The answer is that usually the real fun in doing activities isn't what you're doing, but who you're doing it with. It's the fact that a lot of my good friends are playing it also. Were it not for the game, I'd be watching something on TV or grinding through a single-player game, or playing something like Counter-Strike against anonymous public players (better known as "pubbies"). Instead, WoW serves as a useful vehicle for me to stay in contact with friends and even one of my brothers, who got hooked on the smack thanks to me. The game may not be a conventional means of socializing, but it serves the purpose.

This is what happens when not enough people show up for Vaelastrasz.
This is what happens when not enough people show up for Vaelastrasz.

Now the odd part is that the majority of people I raid with aren't really my "friends." Or are they? My guild is unusual in that membership is restricted only to real-life friends and family of existing members, but we have paired up with another medium-sized guild so that together we can conquer more-difficult in-game content that requires the cooperation of 40 players.
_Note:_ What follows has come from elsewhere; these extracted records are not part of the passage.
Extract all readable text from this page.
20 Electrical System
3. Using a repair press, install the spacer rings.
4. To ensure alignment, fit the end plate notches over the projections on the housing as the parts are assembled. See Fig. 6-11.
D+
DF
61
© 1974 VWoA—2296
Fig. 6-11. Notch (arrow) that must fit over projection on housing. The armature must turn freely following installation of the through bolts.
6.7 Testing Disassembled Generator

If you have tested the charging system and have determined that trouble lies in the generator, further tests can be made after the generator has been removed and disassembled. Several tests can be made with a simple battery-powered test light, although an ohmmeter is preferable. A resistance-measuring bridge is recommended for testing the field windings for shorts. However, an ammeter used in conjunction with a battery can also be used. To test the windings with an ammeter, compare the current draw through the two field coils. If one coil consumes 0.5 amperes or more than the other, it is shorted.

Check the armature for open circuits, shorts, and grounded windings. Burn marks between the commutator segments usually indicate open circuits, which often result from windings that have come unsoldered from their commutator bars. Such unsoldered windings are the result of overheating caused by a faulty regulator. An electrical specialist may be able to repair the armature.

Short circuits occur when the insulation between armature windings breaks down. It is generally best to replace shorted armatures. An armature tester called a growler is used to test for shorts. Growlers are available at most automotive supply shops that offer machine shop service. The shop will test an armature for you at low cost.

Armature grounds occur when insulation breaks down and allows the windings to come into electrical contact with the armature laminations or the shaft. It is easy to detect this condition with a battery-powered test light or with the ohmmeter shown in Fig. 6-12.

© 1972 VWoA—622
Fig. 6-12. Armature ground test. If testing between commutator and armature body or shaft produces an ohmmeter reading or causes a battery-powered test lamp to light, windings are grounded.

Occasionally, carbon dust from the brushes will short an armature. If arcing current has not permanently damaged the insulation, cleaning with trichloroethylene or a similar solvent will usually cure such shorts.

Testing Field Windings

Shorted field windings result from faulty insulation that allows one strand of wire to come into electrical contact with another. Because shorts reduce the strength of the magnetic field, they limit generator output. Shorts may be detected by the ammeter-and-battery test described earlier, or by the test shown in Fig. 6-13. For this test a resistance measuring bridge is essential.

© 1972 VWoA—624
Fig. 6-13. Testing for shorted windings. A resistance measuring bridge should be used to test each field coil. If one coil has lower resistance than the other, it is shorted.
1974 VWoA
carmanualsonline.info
Between the other guild, and third- and fourth-degree acquaintances in my own guild, there are dozens of people whose real names and faces I don't know.
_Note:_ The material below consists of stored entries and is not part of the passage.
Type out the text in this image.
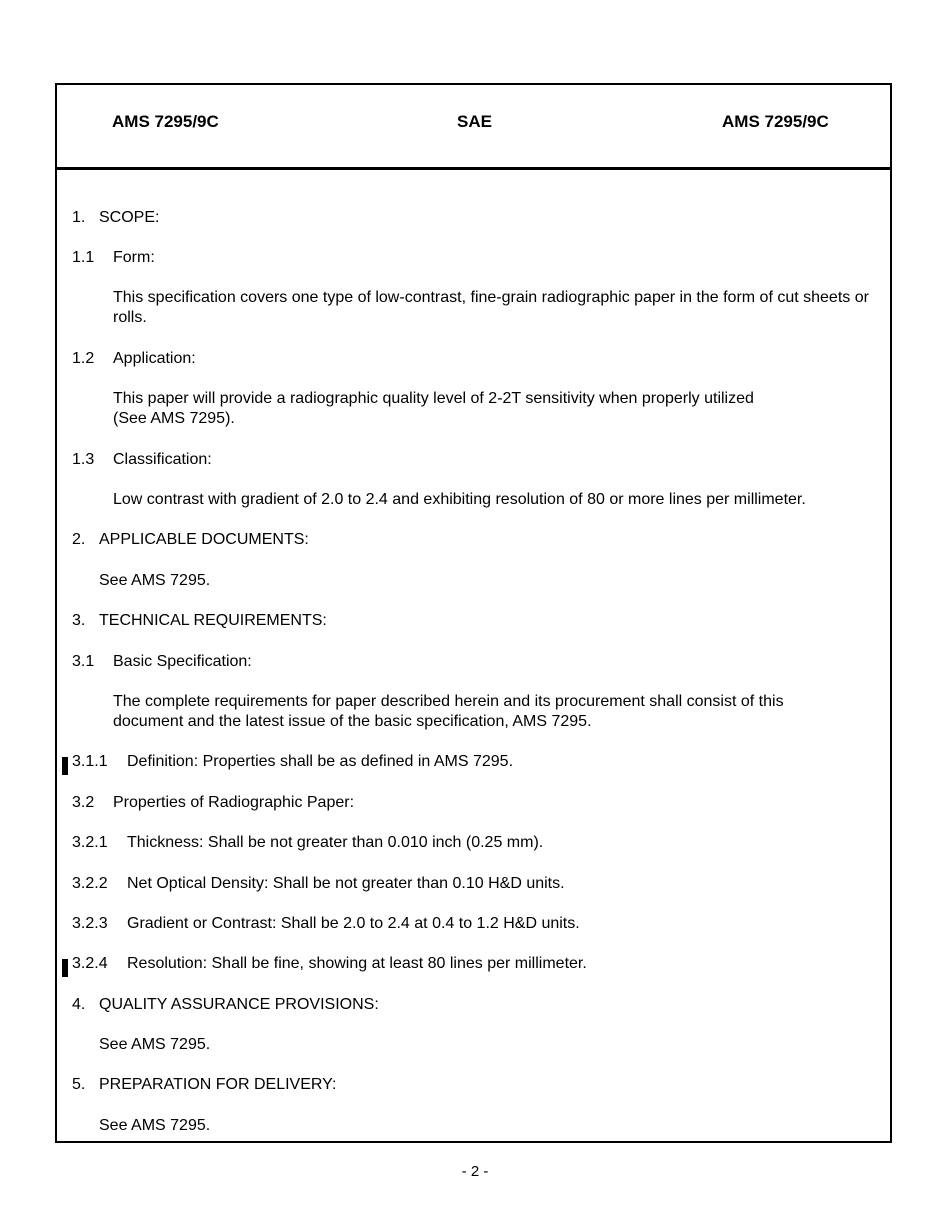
AMS 7295/9C	SAE	AMS 7295/9C
1. SCOPE:
1.1 Form:
This specification covers one type of low-contrast, fine-grain radiographic paper in the form of cut sheets or rolls.
1.2 Application:
This paper will provide a radiographic quality level of 2-2T sensitivity when properly utilized
(See AMS 7295).
1.3 Classification:
Low contrast with gradient of 2.0 to 2.4 and exhibiting resolution of 80 or more lines per millimeter.
2. APPLICABLE DOCUMENTS:
See AMS 7295.
3. TECHNICAL REQUIREMENTS:
3.1 Basic Specification:
The complete requirements for paper described herein and its procurement shall consist of this
document and the latest issue of the basic specification, AMS 7295.
3.1.1 Definition: Properties shall be as defined in AMS 7295.
3.2 Properties of Radiographic Paper:
3.2.1 Thickness: Shall be not greater than 0.010 inch (0.25 mm).
3.2.2 Net Optical Density: Shall be not greater than 0.10 H&D units.
3.2.3 Gradient or Contrast: Shall be 2.0 to 2.4 at 0.4 to 1.2 H&D units.
3.2.4 Resolution: Shall be fine, showing at least 80 lines per millimeter.
4. QUALITY ASSURANCE PROVISIONS:
See AMS 7295.
5. PREPARATION FOR DELIVERY:
See AMS 7295.
- 2 -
Yet I've spent more time talking and interacting with them over the past several months than with most of my friends and family. I feel like I've gotten to know a lot of them fairly well, at least in terms of their demeanor and their sense of humor. When you think about the social power of an online game in those terms, it really isn't so mind boggling that real-life romantic relationships cannot only be broken by, but can also be forged through, these games.

But even though I'm a lifelong game player who's fully caught up in the grip of an online game, I still find it's difficult to wrap my head around the sociological implications sometimes. We have regular, scheduled 40-man raids a few times a week, and I feel a genuine obligation to people, who I've never met, to either show up or let them know ahead of time if I can't make it. I've become irritated at times--just as I would be if a real-life person flaked out after we'd agreed to meet in person--when raid attendees don't show up, and they neglect to say anything. It's odd, isn't it? Should I really be bothered by something that happens in a game, especially when it involves people I've never actually met face-to-face? I guess it should when more than 30 people have set aside that chunk of time to do something, and it becomes impossible when another 10 don't show up.

Recently we had another dramatic episode when a member of our sister guild was "caught" applying to a different, high-level raiding guild. This resulted in a lot of upset people who actually felt betrayed, as if we were a college football team and one of our players tried to quietly transfer to another school. All the skills he learned by raiding with us, and more importantly, all the weapons and armor we helped him obtain, were going to go right out the door. People were even more upset after he was confronted about it and didn't initially understand why his actions were upsetting to everyone. We were mad because he didn't display any loyalty to us, even though he'd never actually met most of us. Did he really owe that to a bunch of faceless friends? Given the amount of time and effort we spent helping each other, most of us felt the answer was yes.

I guess the moral of the story is that even though it's still just a video game, and a lot of people don't see it on the same level as real life, there are still real, flesh-and-blood people sitting there at the other end of the fiber-optic line. When you're disrespectful in an online game, you're not just being rude to a gnome warrior, or some other cartoon character. You're doing something that could be hurtful to an actual person who's controlling that avatar. It's something that's all too often forgotten just because you don't have to look that person in the eye. Yes, I'm talking to you honor farmers on the Lightbringer battlegrounds who love to go "/afk" (away from your keyboards), and especially all of you jerkfaces on Xbox Live.